Once the painting had been secured, Van Auker did a Google search for de Kooning. That’s when he spotted an article about the theft of “Woman-Ochre” and called the museum.

“I got a student receptioni­st, and I said to her, ‘I think I have a piece of art that was stolen from you guys,’ ” he told Dallas-based news station WFAA. “And she said, ‘What piece?’ And I said, ‘The de Kooning.’ And she said, ‘Hold, please.’ ”

The next night, a delegation from the museum arrived. When Miller walked in, Van Auker told the Daily Press, the room turned silent.

“She walked up to the painting, dropped down on her knees and looked. You could just feel the electricit­y,” he recalled. Authentica­tion would confirm that it was a perfect match for the missing de Kooning.

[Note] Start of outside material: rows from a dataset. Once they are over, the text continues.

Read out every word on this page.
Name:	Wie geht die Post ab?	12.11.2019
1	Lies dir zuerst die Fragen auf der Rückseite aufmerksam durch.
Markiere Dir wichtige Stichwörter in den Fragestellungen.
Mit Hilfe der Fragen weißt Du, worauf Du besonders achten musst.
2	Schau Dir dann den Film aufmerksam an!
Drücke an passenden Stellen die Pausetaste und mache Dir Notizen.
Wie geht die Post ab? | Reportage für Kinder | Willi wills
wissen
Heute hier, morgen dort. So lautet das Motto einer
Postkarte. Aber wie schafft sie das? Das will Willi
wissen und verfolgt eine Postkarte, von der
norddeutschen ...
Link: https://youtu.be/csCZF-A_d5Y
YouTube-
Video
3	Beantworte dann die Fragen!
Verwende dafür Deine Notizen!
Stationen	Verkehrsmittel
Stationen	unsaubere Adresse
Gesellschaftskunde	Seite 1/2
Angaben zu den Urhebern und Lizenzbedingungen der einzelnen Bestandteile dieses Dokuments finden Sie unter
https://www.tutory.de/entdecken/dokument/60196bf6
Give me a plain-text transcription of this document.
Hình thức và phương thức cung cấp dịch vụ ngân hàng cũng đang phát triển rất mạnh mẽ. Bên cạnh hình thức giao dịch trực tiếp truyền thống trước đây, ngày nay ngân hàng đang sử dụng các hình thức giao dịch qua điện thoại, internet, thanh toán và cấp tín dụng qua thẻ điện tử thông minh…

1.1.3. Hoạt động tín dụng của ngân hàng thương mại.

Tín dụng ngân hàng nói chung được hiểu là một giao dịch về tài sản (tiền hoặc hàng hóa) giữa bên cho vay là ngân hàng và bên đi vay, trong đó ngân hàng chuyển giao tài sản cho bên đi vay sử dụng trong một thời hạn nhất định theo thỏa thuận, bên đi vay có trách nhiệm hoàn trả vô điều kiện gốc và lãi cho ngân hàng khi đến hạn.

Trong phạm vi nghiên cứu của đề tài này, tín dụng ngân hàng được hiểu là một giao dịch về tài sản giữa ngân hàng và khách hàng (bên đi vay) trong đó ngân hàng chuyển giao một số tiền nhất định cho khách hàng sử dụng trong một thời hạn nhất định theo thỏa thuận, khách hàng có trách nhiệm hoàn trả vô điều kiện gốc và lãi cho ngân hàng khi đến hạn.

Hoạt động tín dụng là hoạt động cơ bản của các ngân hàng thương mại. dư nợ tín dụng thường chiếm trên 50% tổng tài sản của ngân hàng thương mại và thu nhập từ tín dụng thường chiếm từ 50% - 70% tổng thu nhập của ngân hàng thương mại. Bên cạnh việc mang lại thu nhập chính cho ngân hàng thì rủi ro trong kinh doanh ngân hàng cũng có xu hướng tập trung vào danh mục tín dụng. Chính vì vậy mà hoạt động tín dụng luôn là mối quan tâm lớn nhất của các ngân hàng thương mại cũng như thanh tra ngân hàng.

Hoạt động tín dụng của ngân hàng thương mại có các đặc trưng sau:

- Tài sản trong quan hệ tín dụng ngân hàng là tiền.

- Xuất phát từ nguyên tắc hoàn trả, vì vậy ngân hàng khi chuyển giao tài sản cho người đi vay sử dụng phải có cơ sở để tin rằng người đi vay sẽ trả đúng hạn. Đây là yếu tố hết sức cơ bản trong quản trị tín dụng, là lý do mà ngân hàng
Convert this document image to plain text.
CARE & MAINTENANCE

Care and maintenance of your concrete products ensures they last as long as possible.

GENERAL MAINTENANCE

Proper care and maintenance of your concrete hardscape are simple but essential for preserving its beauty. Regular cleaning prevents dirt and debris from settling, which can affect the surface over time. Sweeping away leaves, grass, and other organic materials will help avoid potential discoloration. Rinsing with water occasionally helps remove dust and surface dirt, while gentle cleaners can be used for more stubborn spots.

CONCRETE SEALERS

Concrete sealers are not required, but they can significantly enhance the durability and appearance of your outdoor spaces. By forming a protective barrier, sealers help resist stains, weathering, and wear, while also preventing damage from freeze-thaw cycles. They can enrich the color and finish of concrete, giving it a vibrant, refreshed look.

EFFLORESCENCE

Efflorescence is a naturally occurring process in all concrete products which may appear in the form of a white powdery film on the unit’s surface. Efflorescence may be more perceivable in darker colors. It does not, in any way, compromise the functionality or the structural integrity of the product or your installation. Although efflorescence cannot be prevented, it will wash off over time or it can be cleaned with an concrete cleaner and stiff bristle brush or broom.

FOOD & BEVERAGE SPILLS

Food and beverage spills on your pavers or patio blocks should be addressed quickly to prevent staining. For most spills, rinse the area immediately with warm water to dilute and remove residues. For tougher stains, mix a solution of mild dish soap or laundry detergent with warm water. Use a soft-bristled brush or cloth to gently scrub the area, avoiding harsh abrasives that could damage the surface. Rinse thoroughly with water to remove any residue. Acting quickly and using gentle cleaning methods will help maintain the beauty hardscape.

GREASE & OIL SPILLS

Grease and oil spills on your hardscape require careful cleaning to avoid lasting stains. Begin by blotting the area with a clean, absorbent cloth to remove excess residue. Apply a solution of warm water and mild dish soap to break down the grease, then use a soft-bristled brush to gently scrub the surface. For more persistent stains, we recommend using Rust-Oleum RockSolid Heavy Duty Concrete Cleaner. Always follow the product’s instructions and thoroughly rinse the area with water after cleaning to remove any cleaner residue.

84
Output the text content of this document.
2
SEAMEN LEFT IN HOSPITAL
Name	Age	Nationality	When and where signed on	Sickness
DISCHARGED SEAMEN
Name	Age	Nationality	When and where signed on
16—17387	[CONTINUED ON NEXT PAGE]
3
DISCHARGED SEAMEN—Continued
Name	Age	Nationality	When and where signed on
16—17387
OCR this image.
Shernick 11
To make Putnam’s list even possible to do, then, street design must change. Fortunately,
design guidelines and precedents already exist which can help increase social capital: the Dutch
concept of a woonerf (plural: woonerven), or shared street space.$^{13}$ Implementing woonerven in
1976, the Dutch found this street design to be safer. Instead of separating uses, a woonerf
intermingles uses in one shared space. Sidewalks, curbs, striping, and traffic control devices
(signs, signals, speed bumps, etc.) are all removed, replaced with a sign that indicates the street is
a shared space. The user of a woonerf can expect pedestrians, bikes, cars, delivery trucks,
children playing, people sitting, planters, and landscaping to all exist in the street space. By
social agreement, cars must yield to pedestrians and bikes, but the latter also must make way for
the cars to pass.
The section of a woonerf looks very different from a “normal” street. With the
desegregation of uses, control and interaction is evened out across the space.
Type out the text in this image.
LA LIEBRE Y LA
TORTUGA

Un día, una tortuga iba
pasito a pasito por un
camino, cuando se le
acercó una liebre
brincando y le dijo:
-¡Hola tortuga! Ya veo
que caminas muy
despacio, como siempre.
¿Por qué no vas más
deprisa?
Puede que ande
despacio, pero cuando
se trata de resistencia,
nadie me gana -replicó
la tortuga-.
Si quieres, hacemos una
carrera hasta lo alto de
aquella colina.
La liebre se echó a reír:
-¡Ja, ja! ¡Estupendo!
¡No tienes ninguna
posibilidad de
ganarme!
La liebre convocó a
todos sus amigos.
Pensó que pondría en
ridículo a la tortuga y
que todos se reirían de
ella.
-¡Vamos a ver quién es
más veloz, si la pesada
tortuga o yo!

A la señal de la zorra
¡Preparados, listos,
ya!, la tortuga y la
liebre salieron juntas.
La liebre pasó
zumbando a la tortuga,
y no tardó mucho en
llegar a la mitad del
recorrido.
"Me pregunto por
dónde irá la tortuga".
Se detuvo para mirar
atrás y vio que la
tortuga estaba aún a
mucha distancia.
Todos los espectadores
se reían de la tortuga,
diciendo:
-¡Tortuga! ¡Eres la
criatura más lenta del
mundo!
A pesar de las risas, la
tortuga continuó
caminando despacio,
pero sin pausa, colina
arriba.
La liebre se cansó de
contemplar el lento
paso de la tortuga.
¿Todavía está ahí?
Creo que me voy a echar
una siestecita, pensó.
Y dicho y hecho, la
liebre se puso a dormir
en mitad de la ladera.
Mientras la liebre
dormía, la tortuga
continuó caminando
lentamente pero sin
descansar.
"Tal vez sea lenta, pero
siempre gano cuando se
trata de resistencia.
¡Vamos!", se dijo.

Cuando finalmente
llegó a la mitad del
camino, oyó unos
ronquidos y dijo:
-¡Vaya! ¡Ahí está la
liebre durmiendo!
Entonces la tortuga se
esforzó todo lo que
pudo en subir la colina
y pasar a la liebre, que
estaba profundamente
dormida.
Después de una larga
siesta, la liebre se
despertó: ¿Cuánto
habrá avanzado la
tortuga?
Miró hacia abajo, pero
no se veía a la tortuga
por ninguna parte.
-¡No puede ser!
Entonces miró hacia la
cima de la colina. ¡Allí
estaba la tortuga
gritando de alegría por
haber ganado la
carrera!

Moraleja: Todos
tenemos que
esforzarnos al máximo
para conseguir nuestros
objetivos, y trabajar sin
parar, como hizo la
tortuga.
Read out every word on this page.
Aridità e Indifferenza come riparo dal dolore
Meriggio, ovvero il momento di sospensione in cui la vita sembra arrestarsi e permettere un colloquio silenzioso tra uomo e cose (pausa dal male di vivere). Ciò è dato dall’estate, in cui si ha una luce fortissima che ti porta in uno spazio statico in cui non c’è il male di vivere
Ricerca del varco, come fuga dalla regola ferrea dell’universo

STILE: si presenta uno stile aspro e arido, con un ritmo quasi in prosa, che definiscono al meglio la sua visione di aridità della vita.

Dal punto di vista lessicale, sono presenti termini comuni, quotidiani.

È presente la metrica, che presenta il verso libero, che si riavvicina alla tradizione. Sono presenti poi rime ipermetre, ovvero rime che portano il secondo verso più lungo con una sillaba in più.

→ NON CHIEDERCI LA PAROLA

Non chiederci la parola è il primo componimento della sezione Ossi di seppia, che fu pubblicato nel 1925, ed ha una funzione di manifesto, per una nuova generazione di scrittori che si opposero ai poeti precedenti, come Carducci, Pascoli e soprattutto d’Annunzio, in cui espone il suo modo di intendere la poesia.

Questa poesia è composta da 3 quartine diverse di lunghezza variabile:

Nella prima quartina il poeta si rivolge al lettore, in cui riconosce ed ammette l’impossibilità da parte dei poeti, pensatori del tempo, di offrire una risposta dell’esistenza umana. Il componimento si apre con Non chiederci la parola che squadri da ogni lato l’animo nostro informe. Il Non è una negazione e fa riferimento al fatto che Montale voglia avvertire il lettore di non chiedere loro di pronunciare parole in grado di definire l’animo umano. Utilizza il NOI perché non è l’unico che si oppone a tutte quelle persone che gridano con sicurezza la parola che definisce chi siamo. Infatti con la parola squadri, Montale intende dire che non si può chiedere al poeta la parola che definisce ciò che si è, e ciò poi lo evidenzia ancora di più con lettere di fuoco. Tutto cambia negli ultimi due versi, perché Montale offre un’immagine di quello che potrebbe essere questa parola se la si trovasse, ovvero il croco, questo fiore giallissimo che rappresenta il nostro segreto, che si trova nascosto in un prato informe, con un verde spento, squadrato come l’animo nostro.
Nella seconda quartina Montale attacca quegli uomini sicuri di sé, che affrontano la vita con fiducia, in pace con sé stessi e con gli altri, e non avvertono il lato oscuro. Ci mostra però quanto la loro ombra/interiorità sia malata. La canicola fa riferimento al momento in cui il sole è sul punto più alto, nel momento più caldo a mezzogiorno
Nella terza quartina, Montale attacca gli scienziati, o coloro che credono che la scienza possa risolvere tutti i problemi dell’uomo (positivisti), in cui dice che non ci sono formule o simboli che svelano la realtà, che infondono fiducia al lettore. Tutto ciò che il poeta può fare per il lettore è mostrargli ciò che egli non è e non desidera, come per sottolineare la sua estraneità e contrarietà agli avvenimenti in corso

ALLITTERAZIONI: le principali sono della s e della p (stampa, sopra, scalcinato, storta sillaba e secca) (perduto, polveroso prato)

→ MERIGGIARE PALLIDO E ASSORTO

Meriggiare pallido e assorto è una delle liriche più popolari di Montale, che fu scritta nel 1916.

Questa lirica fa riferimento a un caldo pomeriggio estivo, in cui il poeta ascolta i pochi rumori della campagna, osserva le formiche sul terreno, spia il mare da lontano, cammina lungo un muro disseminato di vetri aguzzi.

Over the past year, a handful of clues potentiall­y linking the Alters to the theft have surfaced.

Several people told The New York Times that they had a red sports car, similar to the one spotted leaving the museum. The car also appears in home movies obtained by WFAA.

Some of the couple’s photos show Rita in a red coat like the one that the woman at the museum had been wearing, KOB 4 reported. And Ruth Seawolf, the real estate agent who put the Alters’ house on the market, told the Silver City Sun News that she had taken home a luggage set and, inside, found glasses and a scarf that match the police descriptio­n.

“In the Alters’ day planner from 1985, they took meticulous notes about what they ate, where they went, and the medication­s they had,” KOB 4 points out. “On Thanksgivi­ng 1985, they mysterious­ly left it blank.”

The investigat­ion has been underway for a year. The FBI has declined to comment.